Pocketing it, he spotted his furled umbrella lying beside the bench. Claiming that too, he raised his hat to the spherical panel in a saucy adieu to the imprisoned Rani - and scarpered!
Coming from the plasma bank, Beyus flinched. The arcade resembled a graveyard.
One Tetrap was a fungus-barnacled corpse, and another was lying beneath a net.
He lifted the corner of the net . . . Urak's veiny eyelids fluttered.
The only movement in the Centre of Leisure was from the fountains spewing their jets of water into the pool.
'You are sure of this, Doctor?' called Faroon, when the Doctor finished speaking from the gallery.
'Every word I've spoken is the truth, Faroon.'
Although declamatory oration from elevated positions was anathema to him, the Doctor, yielding to Ikona's and Mel's browbeating, had delivered a resume of the Rani's intent to the Lakertyans assembled below.
'And you are certain she can do it?'
'She has the means. The Loyhargil was all she needed.'
'Faroon,' intervened Mel ardently, 'you've got two choices. Sit tight and wait for the Rani to load that Loyhargil into the rocket and blow up the asteroid. Or try to stop her. Believe me, reducing every Lakertyan to dust is an unimportant side-effect in her book!'
'A precise precis of what I've just said,' agreed the Doctor.
'And for pity's sake stir yourselves!' Ikona castigated the throng in the plaza. 'The Solstice is almost upon us! Either your take action now, or you perish!'
Molten Loyhargil poured into the mould.
Tinted by the magenta light of the spherical chamber, the Rani's face was animated with excitement.
Urak, grudgingly released by Beyus, had unlocked the panel.
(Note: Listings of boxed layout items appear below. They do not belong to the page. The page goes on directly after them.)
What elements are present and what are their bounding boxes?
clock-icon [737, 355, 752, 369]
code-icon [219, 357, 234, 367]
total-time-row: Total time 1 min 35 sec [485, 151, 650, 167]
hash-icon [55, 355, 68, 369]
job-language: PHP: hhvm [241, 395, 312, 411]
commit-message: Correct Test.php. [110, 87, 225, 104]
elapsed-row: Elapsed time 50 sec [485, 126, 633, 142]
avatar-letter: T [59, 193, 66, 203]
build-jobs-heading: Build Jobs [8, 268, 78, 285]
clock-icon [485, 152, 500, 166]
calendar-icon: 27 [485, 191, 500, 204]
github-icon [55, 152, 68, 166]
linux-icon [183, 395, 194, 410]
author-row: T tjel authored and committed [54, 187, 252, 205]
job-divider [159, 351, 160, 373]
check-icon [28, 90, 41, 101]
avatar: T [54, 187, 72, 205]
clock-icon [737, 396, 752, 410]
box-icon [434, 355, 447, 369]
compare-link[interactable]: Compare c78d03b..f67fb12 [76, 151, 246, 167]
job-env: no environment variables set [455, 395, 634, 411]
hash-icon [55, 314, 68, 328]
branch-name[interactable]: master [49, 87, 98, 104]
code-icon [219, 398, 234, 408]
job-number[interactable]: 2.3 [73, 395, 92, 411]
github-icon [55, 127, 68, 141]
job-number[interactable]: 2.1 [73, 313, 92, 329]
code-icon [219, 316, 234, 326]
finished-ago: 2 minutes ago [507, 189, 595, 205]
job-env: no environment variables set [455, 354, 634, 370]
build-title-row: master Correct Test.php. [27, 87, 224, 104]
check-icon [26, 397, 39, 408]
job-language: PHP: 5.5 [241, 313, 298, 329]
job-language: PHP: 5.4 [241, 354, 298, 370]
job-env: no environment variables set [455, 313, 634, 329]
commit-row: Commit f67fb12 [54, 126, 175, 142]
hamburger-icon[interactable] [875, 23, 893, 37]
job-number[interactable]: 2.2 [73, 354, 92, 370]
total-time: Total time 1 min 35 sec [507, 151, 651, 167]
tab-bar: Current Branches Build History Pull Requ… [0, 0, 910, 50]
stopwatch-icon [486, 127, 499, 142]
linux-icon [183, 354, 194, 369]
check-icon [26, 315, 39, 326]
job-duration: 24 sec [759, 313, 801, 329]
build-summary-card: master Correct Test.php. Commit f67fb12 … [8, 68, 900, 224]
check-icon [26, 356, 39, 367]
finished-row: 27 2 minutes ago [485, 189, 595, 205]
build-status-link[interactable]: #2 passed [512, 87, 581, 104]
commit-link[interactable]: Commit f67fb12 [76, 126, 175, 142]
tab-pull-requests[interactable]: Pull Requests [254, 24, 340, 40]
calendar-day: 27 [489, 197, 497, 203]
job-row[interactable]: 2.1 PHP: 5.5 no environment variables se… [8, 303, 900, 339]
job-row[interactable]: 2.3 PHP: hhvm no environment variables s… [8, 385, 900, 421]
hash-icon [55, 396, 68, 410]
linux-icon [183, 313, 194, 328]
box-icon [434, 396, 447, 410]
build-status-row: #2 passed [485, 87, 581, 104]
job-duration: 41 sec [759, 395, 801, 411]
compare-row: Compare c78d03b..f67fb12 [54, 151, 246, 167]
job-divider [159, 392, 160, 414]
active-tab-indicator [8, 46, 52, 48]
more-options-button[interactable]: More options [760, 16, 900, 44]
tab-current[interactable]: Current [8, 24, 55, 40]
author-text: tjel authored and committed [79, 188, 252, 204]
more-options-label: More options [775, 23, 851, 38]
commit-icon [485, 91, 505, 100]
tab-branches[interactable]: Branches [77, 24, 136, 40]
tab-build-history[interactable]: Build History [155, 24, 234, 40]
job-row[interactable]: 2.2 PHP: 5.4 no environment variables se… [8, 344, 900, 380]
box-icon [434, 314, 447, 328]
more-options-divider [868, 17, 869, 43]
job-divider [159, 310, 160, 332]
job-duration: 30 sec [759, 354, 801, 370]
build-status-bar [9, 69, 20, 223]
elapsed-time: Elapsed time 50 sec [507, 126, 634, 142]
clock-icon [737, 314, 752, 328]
Still debilitated, he was propped against the wall.
'The Doctor should . . .be apprehen . . . ded . . .'
'He's irrelevant. I have the Loyhargil. Nothing can stop me now!'
A cloud of steam spumed as the mould was dunked into a tub of coolant.
'Unless you tell us how to remove these, we can't help you.' Faroon's conversion was achieved but the bangles were a lethal inhibition.